Derivative

Derivative#

The linear function

\[ f(x) = ax + b \]

is nice and simple, and its graph is a straight line. Using differentiation and differentials one can in some way reduce any smooth function to a linear one!

In a similar manner any smooth function is linear in a small neighborhood of the tangent point:

\[ f(x + h) \approx f(x) + f'(x)h \text{ for small } h. \]

A more scientific definition:

(60)#\[ f(x + h)= f(x) + f'(x)h + O(h^2), \quad h\to 0.\]

Strict definition

The derivative of \(f \colon (x-\delta, x+\delta) \to \mathbb R\), \(\delta > 0\), at point \(x\) is

\[ f'(x) = \lim\limits_{h\to 0} \frac{f(x+h)-f(x)}h. \]

Existence of derivative \(f'(x)\) is equivalent to differentiability of \(f\) at point \(x\):

\[ f(x + h) - f(x) = f'(x)h + o(h), \quad h\to 0. \]

Note that (60) imply this equality but the converse is false.

Differential#

The function \(df(x ,h) = f'(x)h\) is called differential of \(f\) at point \(x\). Note that it is a function of two variables \(x\) and \(h\), and the dependency on \(h\) is linear.

Important

Due to historical reasons, the increment \(h\) is often denoted as \(dx\); then the formula for the differential is

\[ df = f'(x)dx. \]

Differential is the main linear part of the increment \(\Delta f = f(x + h) - f(x)\).

Rules of differentiation#

Derivative:

\(f'(x) \equiv 0\) if \(f(x)\equiv \mathrm{const}\)
\((\alpha f(x) + \beta g(x))' = \alpha f'(x) + \beta g'(x)\)
\((f(x)g(x))' = f'(x) g(x) + f(x) g'(x)\)
\(\big(\frac{f(x)}{g(x)}\big)' = \frac{f'(x) g(x) - f(x) g'(x)}{g^2(x)}\) if \(g(x) \ne 0\)
\(((f \circ g)(x))' = f'(g(x)) g'(x)\) (chain rule)

Differential:

\(d(\alpha f + \beta g) = \alpha df + \beta dg\)
\(d(fg) = fdg + g df\)
\(d\big(\frac fg\big) = \frac{gdf - f dg}{g^2}\)
\(d(f \circ g)(x) = df(g(x)) = f'(g(x)) \cdot dg(x)\) (chain rule)
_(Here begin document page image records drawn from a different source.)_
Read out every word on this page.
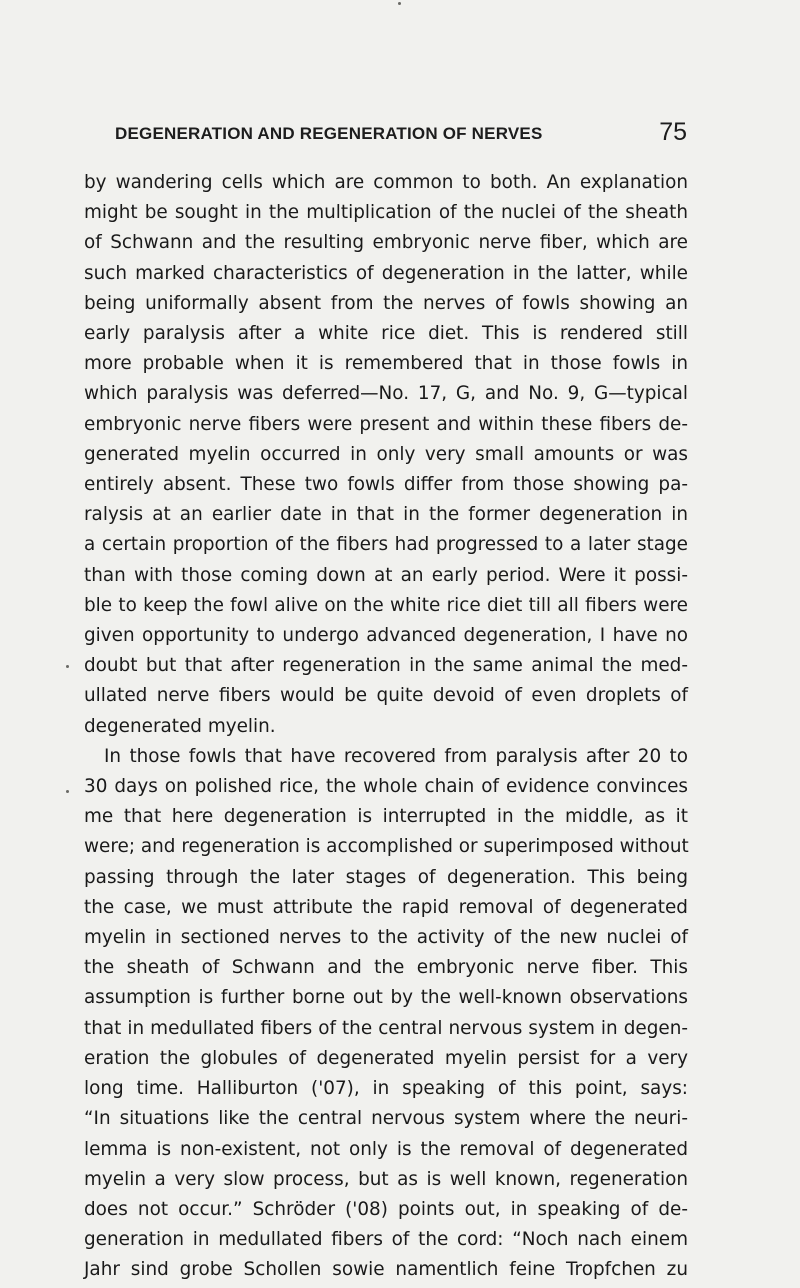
DEGENERATION AND REGENERATION OF NERVES	75

by wandering cells which are common to both. An explanation
might be sought in the multiplication of the nuclei of the sheath
of Schwann and the resulting embryonic nerve fiber, which are
such marked characteristics of degeneration in the latter, while
being uniformally absent from the nerves of fowls showing an
early paralysis after a white rice diet. This is rendered still
more probable when it is remembered that in those fowls in
which paralysis was deferred—No. 17, G, and No. 9, G—typical
embryonic nerve fibers were present and within these fibers de-
generated myelin occurred in only very small amounts or was
entirely absent. These two fowls differ from those showing pa-
ralysis at an earlier date in that in the former degeneration in
a certain proportion of the fibers had progressed to a later stage
than with those coming down at an early period. Were it possi-
ble to keep the fowl alive on the white rice diet till all fibers were
given opportunity to undergo advanced degeneration, I have no
doubt but that after regeneration in the same animal the med-
ullated nerve fibers would be quite devoid of even droplets of
degenerated myelin.

In those fowls that have recovered from paralysis after 20 to
30 days on polished rice, the whole chain of evidence convinces
me that here degeneration is interrupted in the middle, as it
were; and regeneration is accomplished or superimposed without
passing through the later stages of degeneration. This being
the case, we must attribute the rapid removal of degenerated
myelin in sectioned nerves to the activity of the new nuclei of
the sheath of Schwann and the embryonic nerve fiber. This
assumption is further borne out by the well-known observations
that in medullated fibers of the central nervous system in degen-
eration the globules of degenerated myelin persist for a very
long time. Halliburton ('07), in speaking of this point, says:
“In situations like the central nervous system where the neuri-
lemma is non-existent, not only is the removal of degenerated
myelin a very slow process, but as is well known, regeneration
does not occur.” Schröder ('08) points out, in speaking of de-
generation in medullated fibers of the cord: “Noch nach einem
Jahr sind grobe Schollen sowie namentlich feine Tropfchen zu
Derivatives of higher orders#

If the function \(f'(x)\) is also differentiable, then its derivative is called the second derivative of \(f\): \(f''(x) =\frac d{dx}(f'(x))\). By indtuction, \(n\)-th derivative is defined as

\[ f^{(n)}(x) = \frac d{dx}\big(f^{(n-1)}(x)\big). \]

To find the second differential of \(f\) just differentiate \(df(x) = f'(x) dx\) with respect to \(x\) assuming that \(dx\) is a constant:

\[ d^2 f(x) = f''(x) dx^2, \quad d^n(x) = d(d^{n-1}f)(x) = f^{(n)}(x) dx^n. \]

Applications of derivatives#

If \(f'(x) > 0\) (\(f'(x) < 0\)) for all \(x\in (a, b)\), then \(f\) is increasing (decreasing) on \((a, b)\).
If \(f'(x) = 0\) and \(f''(x) > 0\) (\(f''(x) < 0\)), then \(x\) is a local minimum (maximum) of \(f\).
If \(f''(x) > 0\) (\(f''(x) < 0\)) for all \(x\in (a, b)\), then \(f\) is strictly convex (concave) on \((a, b)\)

Exercises#

Show that \(\sigma'(x) = \sigma(x) (1 - \sigma(x))\) where

\[ \sigma(x) = \frac 1{1 + e^{-x}} \]

— sigmoid function.
Find \(\max\limits_{x\in\mathbb R}\sigma'(x)\).
Give an example of a function \(f\) which is differentiable at point \(x\) but (60) does not hold.
Find the first and the second differential of \(f(x) = \sin x\) at point \(x = \frac \pi 3\).
Find global maximium of

\[ f(x) = \prod\limits_{i=1}^n \exp\Big(-\frac{(x - a_i)^2}{2 \sigma_i^2}\Big), \quad \sigma_i > 0. \]

What if \(\sigma_1 = \ldots = \sigma_n = \sigma > 0\)? Does this function has global minimum?